Mais recentemente, o presidente Luís Inácio Lula da Silva também concedeu mais prazo para a prestação de contas pelos Estados, Municípios e Distrito Federal em relação à União por meio da Lei Nº 14.529, de 10 de janeiro de 2023.
Dessa forma, houve uma prorrogação de dois anos e outra de 7 meses, então seria possível aplicar recursos, executar projetos já aprovados e fazer a prestação de contas até 31 de julho de 2023. Contando a partir da promulgação da lei, temos que houveram quase 3 (três) anos de prorrogações apenas com o intuito de prestação de contas, o que corrobora com a tese de que a dificuldade de fiscalização e relativização do art. 70 da Constituição Federal obstaculizou a boa execução e distribuição dos recursos.
5. A EXECUÇÃO DA LEI ALDIR BLANC EM MANAUS
A Prefeitura de Manaus, durante o mês de julho de 2020, discutiu com a classe artística, por meio remoto, como se daria a aplicação das verbas recebidas. O diretor-presidente da Fundação Municipal de Cultura, Turismo e Eventos (Manauscult) na época, era Bernardo Monteiro de Paula, tendo organizado e justificado as reuniões para haver abrangência democrática na gestão e uso dos recursos, respeitando que cada categoria dentro da classe possuía peculiaridades. O fruto dessas discussões resultaria em diversos editais, sendo disponibilizados em momento prévio para consulta pública.
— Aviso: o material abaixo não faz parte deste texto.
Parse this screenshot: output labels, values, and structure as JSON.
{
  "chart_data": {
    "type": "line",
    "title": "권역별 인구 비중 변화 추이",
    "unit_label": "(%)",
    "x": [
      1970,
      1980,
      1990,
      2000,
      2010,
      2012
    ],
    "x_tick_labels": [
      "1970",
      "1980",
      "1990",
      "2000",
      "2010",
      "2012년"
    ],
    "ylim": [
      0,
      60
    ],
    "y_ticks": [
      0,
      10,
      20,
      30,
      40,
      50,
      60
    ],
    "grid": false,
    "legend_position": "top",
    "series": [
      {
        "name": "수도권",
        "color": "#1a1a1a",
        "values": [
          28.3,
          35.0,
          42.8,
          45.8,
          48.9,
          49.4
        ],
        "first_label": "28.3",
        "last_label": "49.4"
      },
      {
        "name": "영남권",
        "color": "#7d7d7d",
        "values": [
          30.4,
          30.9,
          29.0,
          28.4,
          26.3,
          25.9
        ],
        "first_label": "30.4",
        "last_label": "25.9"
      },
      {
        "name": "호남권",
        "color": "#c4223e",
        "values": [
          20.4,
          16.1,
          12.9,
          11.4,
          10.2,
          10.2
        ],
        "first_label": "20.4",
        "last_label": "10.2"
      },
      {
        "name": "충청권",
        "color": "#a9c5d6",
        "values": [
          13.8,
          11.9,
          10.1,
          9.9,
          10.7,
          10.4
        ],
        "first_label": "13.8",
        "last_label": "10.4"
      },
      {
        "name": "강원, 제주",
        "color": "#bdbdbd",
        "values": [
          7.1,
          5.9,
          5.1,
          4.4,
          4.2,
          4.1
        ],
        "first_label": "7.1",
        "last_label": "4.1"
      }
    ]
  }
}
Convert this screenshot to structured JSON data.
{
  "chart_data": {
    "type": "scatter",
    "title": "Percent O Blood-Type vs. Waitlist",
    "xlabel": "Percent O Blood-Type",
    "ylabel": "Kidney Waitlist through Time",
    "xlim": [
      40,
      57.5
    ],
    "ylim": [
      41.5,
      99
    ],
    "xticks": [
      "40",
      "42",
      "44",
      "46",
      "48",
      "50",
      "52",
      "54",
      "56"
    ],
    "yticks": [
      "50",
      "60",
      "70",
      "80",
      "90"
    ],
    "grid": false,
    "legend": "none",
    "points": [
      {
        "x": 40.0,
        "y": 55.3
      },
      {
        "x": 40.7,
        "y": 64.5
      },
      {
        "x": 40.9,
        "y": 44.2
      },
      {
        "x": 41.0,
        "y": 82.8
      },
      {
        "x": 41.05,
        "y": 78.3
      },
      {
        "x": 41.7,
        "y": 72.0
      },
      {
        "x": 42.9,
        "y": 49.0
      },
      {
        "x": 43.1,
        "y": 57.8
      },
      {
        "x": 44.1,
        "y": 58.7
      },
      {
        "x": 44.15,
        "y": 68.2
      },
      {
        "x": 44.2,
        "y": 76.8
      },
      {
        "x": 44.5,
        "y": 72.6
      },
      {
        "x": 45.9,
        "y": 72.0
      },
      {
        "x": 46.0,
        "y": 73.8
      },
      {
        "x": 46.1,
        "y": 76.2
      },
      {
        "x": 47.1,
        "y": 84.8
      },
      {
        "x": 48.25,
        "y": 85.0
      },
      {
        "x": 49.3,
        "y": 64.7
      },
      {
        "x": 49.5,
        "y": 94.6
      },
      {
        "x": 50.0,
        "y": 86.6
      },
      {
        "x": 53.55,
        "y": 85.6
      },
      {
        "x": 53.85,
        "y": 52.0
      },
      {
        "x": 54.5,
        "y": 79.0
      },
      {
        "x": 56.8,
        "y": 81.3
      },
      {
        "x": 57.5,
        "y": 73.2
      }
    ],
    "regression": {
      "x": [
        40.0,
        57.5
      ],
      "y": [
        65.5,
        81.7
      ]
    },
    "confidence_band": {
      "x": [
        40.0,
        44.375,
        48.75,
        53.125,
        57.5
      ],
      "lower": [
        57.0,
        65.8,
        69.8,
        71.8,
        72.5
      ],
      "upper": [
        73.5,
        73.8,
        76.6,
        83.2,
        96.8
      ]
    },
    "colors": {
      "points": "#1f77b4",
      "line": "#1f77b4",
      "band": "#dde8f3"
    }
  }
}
Em outubro de 2020, o dinheiro começou a ser executado com o “Concurso-Prêmio Manaus de Conexões Culturais”, por meio de onze editais dedicados a cada tipo de trabalho artístico e/ou cultural, buscando gerar emprego e atender os anseios do setor cultural e classe artística. Os certames foram geridos pelo Conselho Municipal de Cultura (Concultura), gestor do Fundo Municipal de Cultura (FMC), com apoio da Manauscult. No final do mês de novembro de 2020, começaram os trâmites de pagamento com a verba da Lei Federal.
O CONCULTURA, prontamente, no início da nova gestão em 2021, passou a verificar a documentação e cobrar a prestação de contas, tendo em vista que a aplicação e alocação dos recursos foi feita na gestão anterior, o que culminou em um primeiro edital de prorrogação. Uma vez que esse trabalho iniciou em momento anterior à vinda da lei 14.150/2021, as justificativas para prorrogar foram as de obedecer ao previsto na Lei Aldir Blanc, no Decreto Federal 10.464, no Decreto Municipal 4.923, no art. 70 da Constituição Federal, parágrafo único, e ainda considerando as dificuldades encontradas pelos proponentes para adequar seus projetos, já que nos editais estava disposto que a prestação de contas seria por relatórios de atividade, e não pela prestação de contas financeira por meio de recibos, notas fiscais e demais documentos contábeis próprios.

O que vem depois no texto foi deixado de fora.